La Carta Europea sobre el Estatuto del Juez, aprobada por el Consejo de Europa, indica que los consejos de la judicatura son organismos independientes de los poderes ejecutivo y legislativo, integrados al menos en la mitad de sus miembros por “jueces elegidos por sus pares” (y no por el Parlamento, que designa a los miembros restantes). Se trata de un sistema mixto en la elección, entre judicatura y Parlamento, con el que se apuesta por una vigilancia mutua. Evita que el poder político ocupe espacios de influencia demasiado extensos, pero esa dualidad también permite evitar los riesgos de un posible corporativismo judicial, ante la presencia de miembros designados parlamentariamente. Así es como funcionan los equilibrios institucionales. Y por eso la existencia en España de una cúpula judicial colonizada al completo por los partidos políticos ha provocado constantes reproches del Consejo de Europa.

5.- La actitud exigente de la ciudadanía como única posibilidad de cambio. El sistema de configuración de la cúpula judicial con intervención de los partidos se ha deteriorado tanto que no resulta sencillo evolucionar hacia los estándares europeos. Las dinámicas de poder provocan que las fuerzas políticas intenten copar a toda costa los espacios de mayor influencia institucional. Por ejemplo, en las elecciones de 2011 el partido de Mariano Rajoy prometió en su programa promover la reforma del sistema de elección del CGPJ, para que “doce de sus veinte miembros sean elegidos de entre y por jueces y magistrados de todas las categorías”. Sin embargo, tras obtener la mayoría absoluta, el exministro Gallardón decidió hacer exactamente lo contrario, con pleno apoyo de su formación, y optó por incrementar el control partidista de la cúpula judicial. Por ello, causa hilaridad que los ámbitos políticos que han patrocinado esta instrumentalización del CGPJ (o no la han cuestionado) ahora se rasguen las vestiduras y se escandalicen sin rubor ante las tentativas de control de sus adversarios.

Las mismas contradicciones podemos constatar entre los dirigentes de los partidos de izquierda. Pero esta lamentable situación también se explica ante una ciudadanía que ha sido poco exigente con las maniobras de control del sistema judicial. La tónica general ha sido que las injerencias son positivas si las perpetra el partido al que se respalda (siempre habrá alguna justificación comprensiva), pero negativas si las lleva a cabo la formación contraria. Es lo más opuesto al valor general del concepto de justicia. Por otro lado, los jueces no hemos sabido explicar la relevancia de estas cuestiones a la sociedad, ni tampoco buscar complicidades o apoyos en ella. Al contrario, siempre hemos sido percibidos como muy gremialistas y demasiado distanciados de la ciudadanía. El fracaso institucional se ha construido colectivamente.

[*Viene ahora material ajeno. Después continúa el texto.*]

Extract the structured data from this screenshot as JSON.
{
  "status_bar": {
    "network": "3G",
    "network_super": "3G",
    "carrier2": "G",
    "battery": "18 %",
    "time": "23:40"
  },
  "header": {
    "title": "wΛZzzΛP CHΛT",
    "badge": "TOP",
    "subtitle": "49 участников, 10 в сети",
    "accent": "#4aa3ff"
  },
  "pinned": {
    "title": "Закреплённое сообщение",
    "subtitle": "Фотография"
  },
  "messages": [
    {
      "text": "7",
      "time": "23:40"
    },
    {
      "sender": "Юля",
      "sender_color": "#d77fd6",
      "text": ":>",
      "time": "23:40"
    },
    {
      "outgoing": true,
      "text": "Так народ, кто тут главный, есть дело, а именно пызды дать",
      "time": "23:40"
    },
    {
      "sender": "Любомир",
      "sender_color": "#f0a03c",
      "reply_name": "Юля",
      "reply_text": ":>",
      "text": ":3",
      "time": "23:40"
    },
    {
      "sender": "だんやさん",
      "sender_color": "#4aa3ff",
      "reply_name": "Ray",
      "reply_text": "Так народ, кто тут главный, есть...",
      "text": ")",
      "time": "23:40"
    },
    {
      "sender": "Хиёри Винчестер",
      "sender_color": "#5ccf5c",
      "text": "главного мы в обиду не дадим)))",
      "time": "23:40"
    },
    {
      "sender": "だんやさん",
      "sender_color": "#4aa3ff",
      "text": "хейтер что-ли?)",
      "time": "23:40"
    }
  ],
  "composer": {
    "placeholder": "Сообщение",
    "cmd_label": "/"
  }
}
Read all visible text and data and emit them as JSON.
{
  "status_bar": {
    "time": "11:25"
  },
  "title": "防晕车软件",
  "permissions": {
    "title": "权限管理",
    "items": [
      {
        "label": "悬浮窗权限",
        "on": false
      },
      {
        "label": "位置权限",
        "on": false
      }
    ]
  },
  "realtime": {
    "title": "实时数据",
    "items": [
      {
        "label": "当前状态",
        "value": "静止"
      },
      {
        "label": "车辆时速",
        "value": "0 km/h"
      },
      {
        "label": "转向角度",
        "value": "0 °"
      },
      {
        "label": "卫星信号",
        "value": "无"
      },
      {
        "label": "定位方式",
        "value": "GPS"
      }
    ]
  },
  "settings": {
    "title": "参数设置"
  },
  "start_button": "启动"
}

Las mejoras estructurales que nos acerquen a las prácticas europeas no vendrán voluntariamente de los partidos, al estar demasiado implicados en las referidas dinámicas de poder. Solo se producirán a través de la presión ciudadana, si las bases de las formaciones de izquierda y de derecha presionan lo suficiente a los suyos, en lugar de aplaudir acríticamente las estrategias tóxicas contra la separación de poderes. Sin duda, resulta difícil que se produzca de verdad esa presión ciudadana. En ese caso, seguiremos como estamos. O incluso peor.